The two things you need to check about liquidity before you invest

Julie Brownlee, Fsp Invest, 30 Sep. 2014

Tags: liquidity, what is liquidity, company liquidity, share liquidity, investing,

Liquidity is an important aspect to consider when investing for two main reasons.

Firstly, you want to look at how liquid a company is. Secondly, you want to know how liquid a company’s shares are before you invest.

So how can you do this?

Let’s take a closer look…

How to check a company’s liquidity

The liquidity of a company shows how quickly it can turn assets into cash so it can pay its bills.

So how can you measure a company’s liquidity?

You can use the current ratio. This financial ratio compares a company’s current assets with its current liabilities.

Current assets include cash, trade debtors (sales on credit) and stocks. Current liabilities include borrowings, tax and supplier invoices.

To get these figures, you just need to look at a company’s balance sheet in its most recent set of accounts.

Let’s have a look at an example…

Company ABC has current assets of R200 million. It has current liabilities of R100 million. This gives it a current ratio of 2 (R200 million/R100 million).

A current ratio of 2 suggests the company isn’t in danger of meeting its liabilities. If the current ratio dips below 1, it may suggest that trouble is brewing within the company.

But it’s not always the case. It all comes down to how quickly a company can turn assets into cash.

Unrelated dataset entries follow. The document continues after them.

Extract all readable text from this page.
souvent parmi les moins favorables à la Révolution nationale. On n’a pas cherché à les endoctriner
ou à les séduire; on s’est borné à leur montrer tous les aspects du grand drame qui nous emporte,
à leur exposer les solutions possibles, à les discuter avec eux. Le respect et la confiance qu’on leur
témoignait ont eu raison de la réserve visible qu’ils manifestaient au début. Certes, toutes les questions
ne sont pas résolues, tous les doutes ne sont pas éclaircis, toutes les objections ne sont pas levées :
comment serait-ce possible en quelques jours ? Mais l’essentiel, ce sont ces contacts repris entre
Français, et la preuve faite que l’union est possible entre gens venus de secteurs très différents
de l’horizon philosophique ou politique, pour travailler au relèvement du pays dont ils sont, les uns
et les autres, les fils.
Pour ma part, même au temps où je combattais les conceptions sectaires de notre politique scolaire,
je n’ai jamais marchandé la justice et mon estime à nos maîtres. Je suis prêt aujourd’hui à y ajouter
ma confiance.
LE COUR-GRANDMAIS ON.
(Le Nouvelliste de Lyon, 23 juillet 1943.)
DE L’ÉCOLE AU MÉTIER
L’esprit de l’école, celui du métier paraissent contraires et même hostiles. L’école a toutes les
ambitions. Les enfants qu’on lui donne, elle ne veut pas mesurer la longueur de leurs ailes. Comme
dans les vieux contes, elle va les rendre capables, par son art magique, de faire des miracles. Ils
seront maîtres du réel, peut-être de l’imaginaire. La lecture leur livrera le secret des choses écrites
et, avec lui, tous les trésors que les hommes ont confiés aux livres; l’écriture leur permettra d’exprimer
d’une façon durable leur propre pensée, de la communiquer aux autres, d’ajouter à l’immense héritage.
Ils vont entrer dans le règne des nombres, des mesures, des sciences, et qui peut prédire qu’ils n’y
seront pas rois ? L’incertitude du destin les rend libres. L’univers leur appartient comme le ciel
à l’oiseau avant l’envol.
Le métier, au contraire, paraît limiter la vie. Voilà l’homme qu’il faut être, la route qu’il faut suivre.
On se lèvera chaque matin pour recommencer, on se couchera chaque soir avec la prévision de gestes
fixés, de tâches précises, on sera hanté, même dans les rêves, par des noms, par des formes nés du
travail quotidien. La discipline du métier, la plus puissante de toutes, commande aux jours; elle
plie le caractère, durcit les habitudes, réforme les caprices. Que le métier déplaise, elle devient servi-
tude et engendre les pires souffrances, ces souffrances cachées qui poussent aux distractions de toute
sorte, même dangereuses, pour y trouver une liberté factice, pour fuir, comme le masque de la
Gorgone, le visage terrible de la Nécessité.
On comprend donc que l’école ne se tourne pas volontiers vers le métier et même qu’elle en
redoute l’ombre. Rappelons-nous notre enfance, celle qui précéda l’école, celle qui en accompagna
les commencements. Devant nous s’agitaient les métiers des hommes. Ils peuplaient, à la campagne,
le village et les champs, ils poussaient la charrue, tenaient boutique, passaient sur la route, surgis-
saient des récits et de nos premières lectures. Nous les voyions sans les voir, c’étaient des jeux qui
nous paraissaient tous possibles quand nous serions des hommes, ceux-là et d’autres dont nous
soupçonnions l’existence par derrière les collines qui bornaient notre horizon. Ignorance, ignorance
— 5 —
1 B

For instance, supermarkets tend to have current ratios of below one. Yet they can turn their goods into cash within days, but they have 30 days or more to pay their suppliers back.

The liquidity of a company’s shares

When you’re investing in shares, you should check out a company’s liquidity before buying.

If you’re buying shares in a large company, chances are the shares will be very liquid. This means you’ll have no trouble selling your shares should you want to. Hundreds of thousands of shares may change hands daily.

On the other hand, if the shares are in a small company, the shares might not be very liquid. There may be days that there isn’t any trade in the shares at all.

This means if you buy shares in a company like this, it might take a while to sell your shares. And the spread (the difference between the buying and selling price) may be large.

So there you have it, the two things you need to know about liquidity.